I wish they would bury him. I can’t help but think that it is more than a little ghastly to have a man’s body on public display, and it was not what Lenin wanted. The Russian people seem to agree.

An online poll held by United Russia on the anniversary of Lenin’s January 1924 death found that 70 percent of the 270,000 Russians surveyed favored burying his remains.

“I guess we should wait for a while so as not to upset the old folk,” said Alexander Kashin, 25, an office manager walking on Red Square. “But I’m totally in favor of burying him at some point. After all, this isn’t ancient Egypt.”

Which brings up the question of why Lenin’s body was preserved, since as I said he had expressed no such wish while he was alive. I had thought that the cult of Lenin was set up by Stalin to enhance his own power and prestige, but it seems there was more to it. Unbelievably, the early Bolsheviks actually thought that Lenin would rise from the dead. Not by a miracle, of course, but through science.

Russians of all ages are familiar with the rallying cry “Lenin lived, Lenin lives, Lenin will live!” But very few are aware that it was no mere slogan: Certain Soviet officials believed Lenin would rise from the grave to inspire the world’s proletariat once more.

The construction of Lenin’s tomb was overseen by Soviet Foreign Trade Minister Leonid Krasin, a follower of the ideas of 19th-century Moscow-based ascetic-philosopher Nikolai Fyodorov, who was convinced that science eventually would conquer death.

Krasin successfully argued for Lenin to be embalmed to preserve his body for future science. A subsequent statement in the state-run Izvestia newspaper said workers of the world “would not be reconciled” with Lenin’s death and would not rest until he was resurrected by Soviet scientists.

Maybe this was ancient Egypt.

Just bury him.

It is a little depressing to note that Lenin still holds a prominent place in the hearts and minds of the Russian people, even those who are not Communists.

More than 20 years after the collapse of the Soviet Union, Lenin remains very much an everyday presence in modern Russia.

The country’s biggest library and a nearby subway station in Moscow are both named after the founder of the Soviet state. And though the city of Leningrad reverted to its czarist-era name of St. Petersburg in 1991, the region that surrounds it still bears Lenin’s name — as does Leningrad, one of the country’s biggest rock bands.

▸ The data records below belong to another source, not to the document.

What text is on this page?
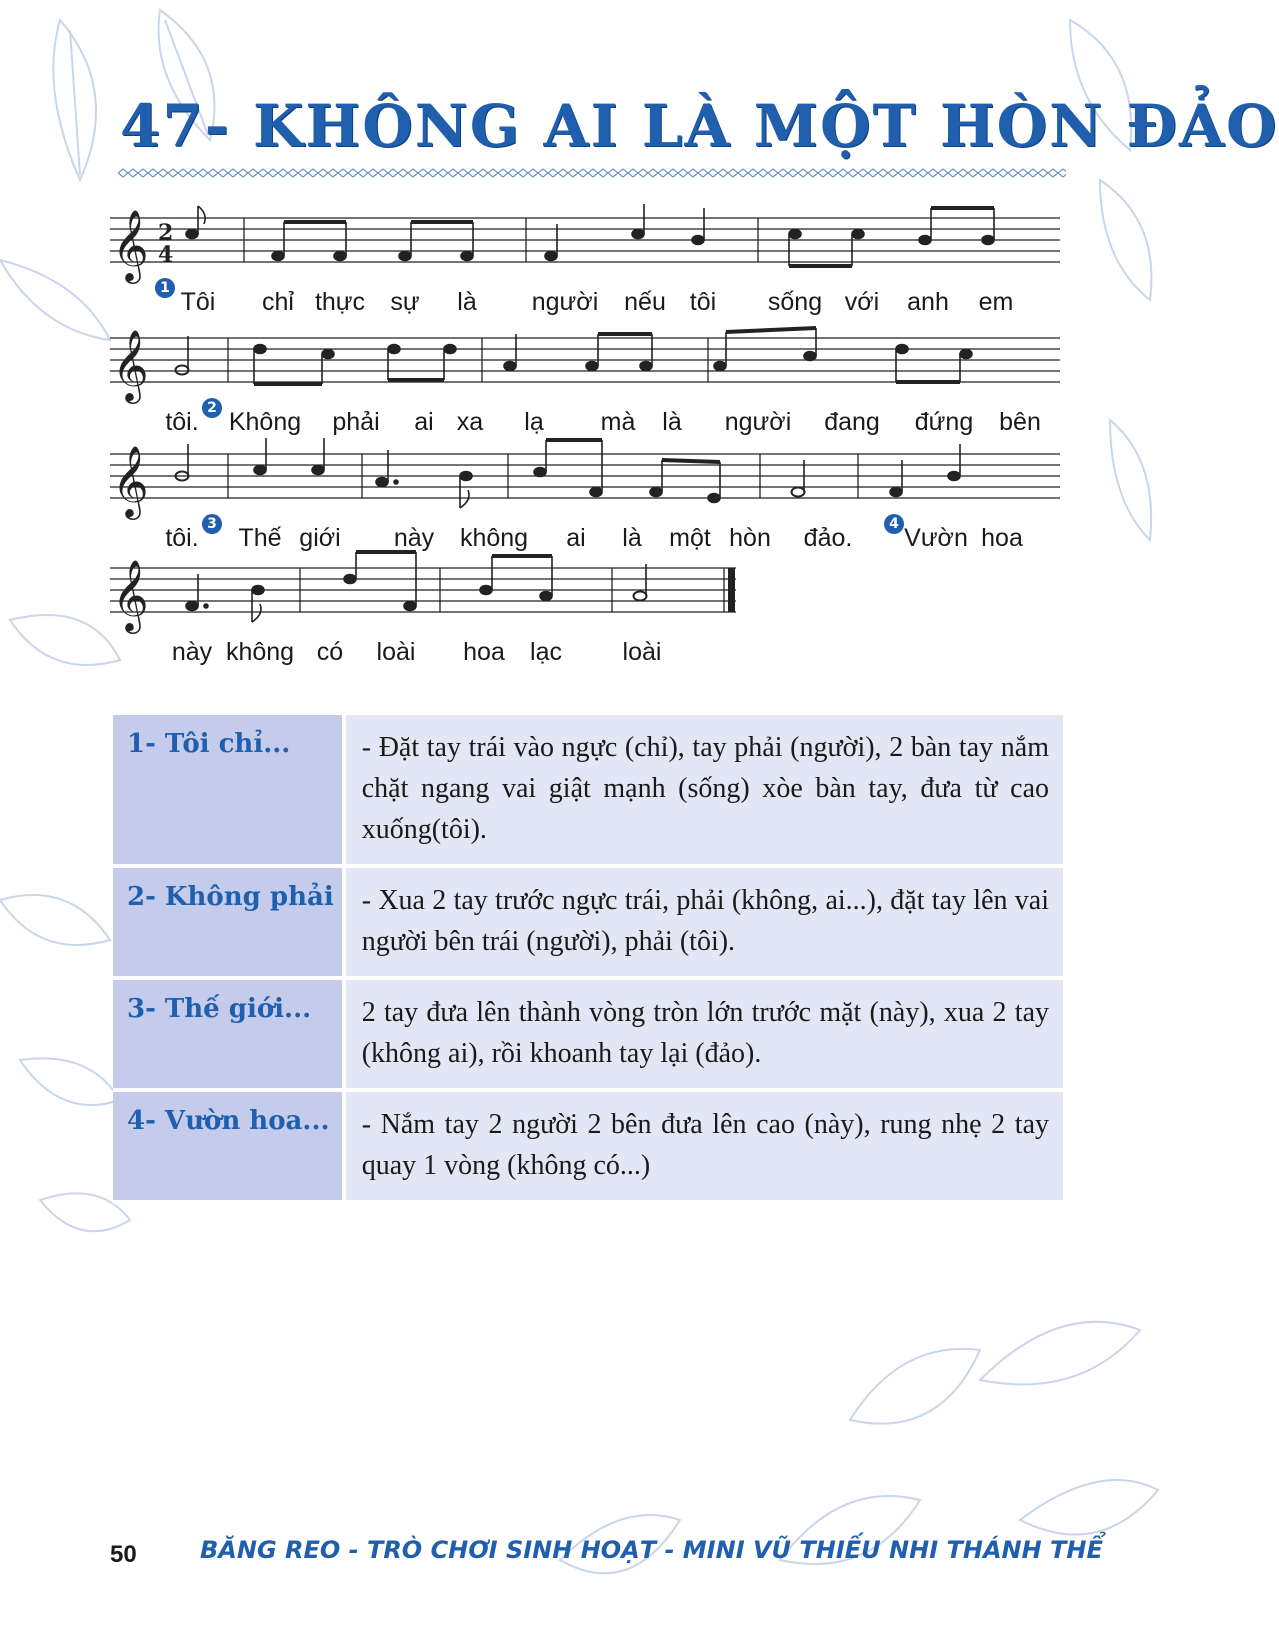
47- KHÔNG AI LÀ MỘT HÒN ĐẢO
𝄞 2
4
1 Tôi chỉ thực sự là người nếu tôi sống với anh em
𝄞
tôi. 2 Không phải ai xa lạ mà là người đang đứng bên
𝄞
tôi. 3 Thế giới này không ai là một hòn đảo.	4 Vườn hoa
𝄞
này không có loài hoa lạc loài
1- Tôi chỉ...	- Đặt tay trái vào ngực (chỉ), tay phải (người), 2 bàn tay nắm chặt ngang vai giật mạnh (sống) xòe bàn tay, đưa từ cao xuống(tôi).
2- Không phải	- Xua 2 tay trước ngực trái, phải (không, ai...), đặt tay lên vai người bên trái (người), phải (tôi).
3- Thế giới...	2 tay đưa lên thành vòng tròn lớn trước mặt (này), xua 2 tay (không ai), rồi khoanh tay lại (đảo).
4- Vườn hoa...	- Nắm tay 2 người 2 bên đưa lên cao (này), rung nhẹ 2 tay quay 1 vòng (không có...)
50	BĂNG REO - TRÒ CHƠI SINH HOẠT - MINI VŨ THIẾU NHI THÁNH THỂ
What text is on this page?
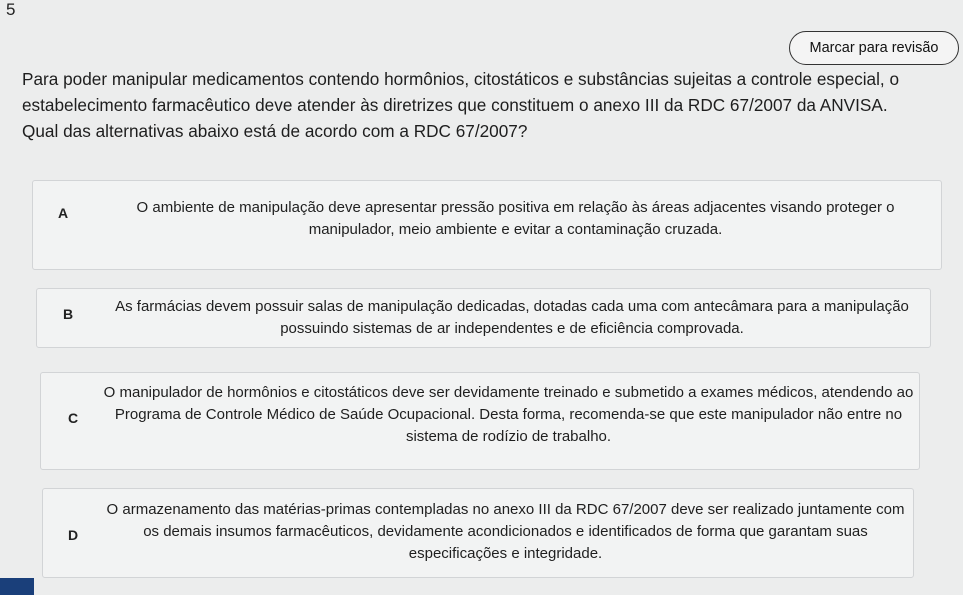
5
Marcar para revisão

Para poder manipular medicamentos contendo hormônios, citostáticos e substâncias sujeitas a controle especial, o estabelecimento farmacêutico deve atender às diretrizes que constituem o anexo III da RDC 67/2007 da ANVISA. Qual das alternativas abaixo está de acordo com a RDC 67/2007?

A	O ambiente de manipulação deve apresentar pressão positiva em relação às áreas adjacentes visando proteger o manipulador, meio ambiente e evitar a contaminação cruzada.
B	As farmácias devem possuir salas de manipulação dedicadas, dotadas cada uma com antecâmara para a manipulação possuindo sistemas de ar independentes e de eficiência comprovada.
C
O manipulador de hormônios e citostáticos deve ser devidamente treinado e submetido a exames médicos, atendendo ao Programa de Controle Médico de Saúde Ocupacional. Desta forma, recomenda-se que este manipulador não entre no sistema de rodízio de trabalho.
D
O armazenamento das matérias-primas contempladas no anexo III da RDC 67/2007 deve ser realizado juntamente com os demais insumos farmacêuticos, devidamente acondicionados e identificados de forma que garantam suas especificações e integridade.
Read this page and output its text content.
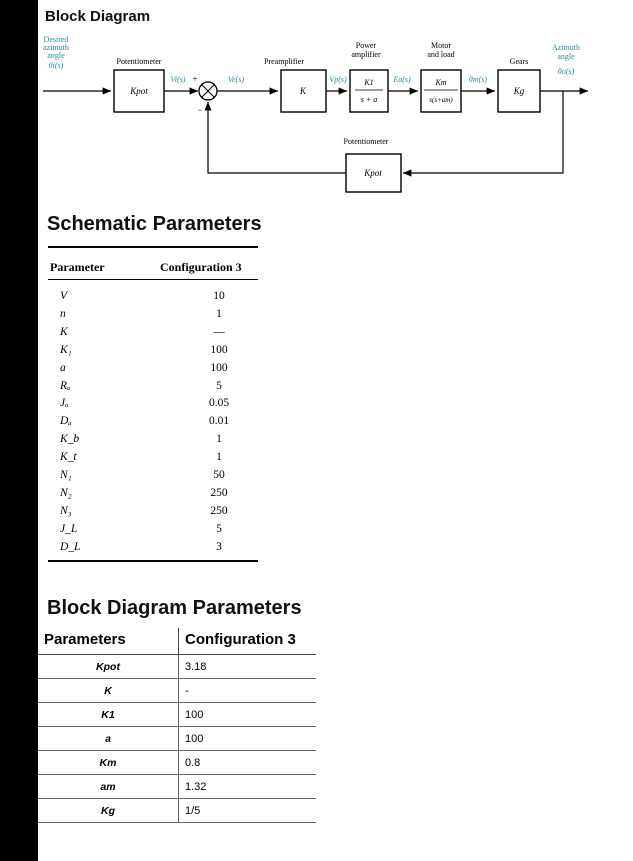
Block Diagram
Desired
azimuth
angle
θi(s)	Potentiometer
Kpot
Vi(s) +
−
Ve(s)
Preamplifier
K
Vp(s)
Power
amplifier
K1
s + a
Ea(s)
Motor
and load
Km
s(s+am)
θm(s)
Gears
Kg
Azimuth
angle
θo(s)
Potentiometer
Kpot
Schematic Parameters
Parameter	Configuration 3
V	10
n	1
K	—
K₁	100
a	100
Rₐ	5
Jₐ	0.05
Dₐ	0.01
K_b	1
K_t	1
N₁	50
N₂	250
N₃	250
J_L	5
D_L	3
Block Diagram Parameters
Parameters	Configuration 3
Kpot	3.18
K	-
K1	100
a	100
Km	0.8
am	1.32
Kg	1/5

Dozens of Lenin statues still stand across Russia, with more than 80 in Moscow alone. A newly restored Lenin statue was unveiled in the Urals city of Ufa late last year, and the ceremony was attended by senior Communist Party officials.

Lenin was an evil, cruel tyrant. His crimes and atrocities have been overshadowed by the much greater crimes and atrocities of his successor Joseph Stalin, but Lenin paved the way for Stalin. All the gulags, secret police, oppression and mass murders of Stalin were begun by Lenin and it was only through Lenin that Stalin was able to rise to power.

But, then, who else to the Russians have to venerate? It is Russia’s misfortune that all their great leaders have been evil, cruel tyrants. We got George Washington and Abraham Lincoln. They got Ivan the Terrible, Peter the “Great”, and Lenin.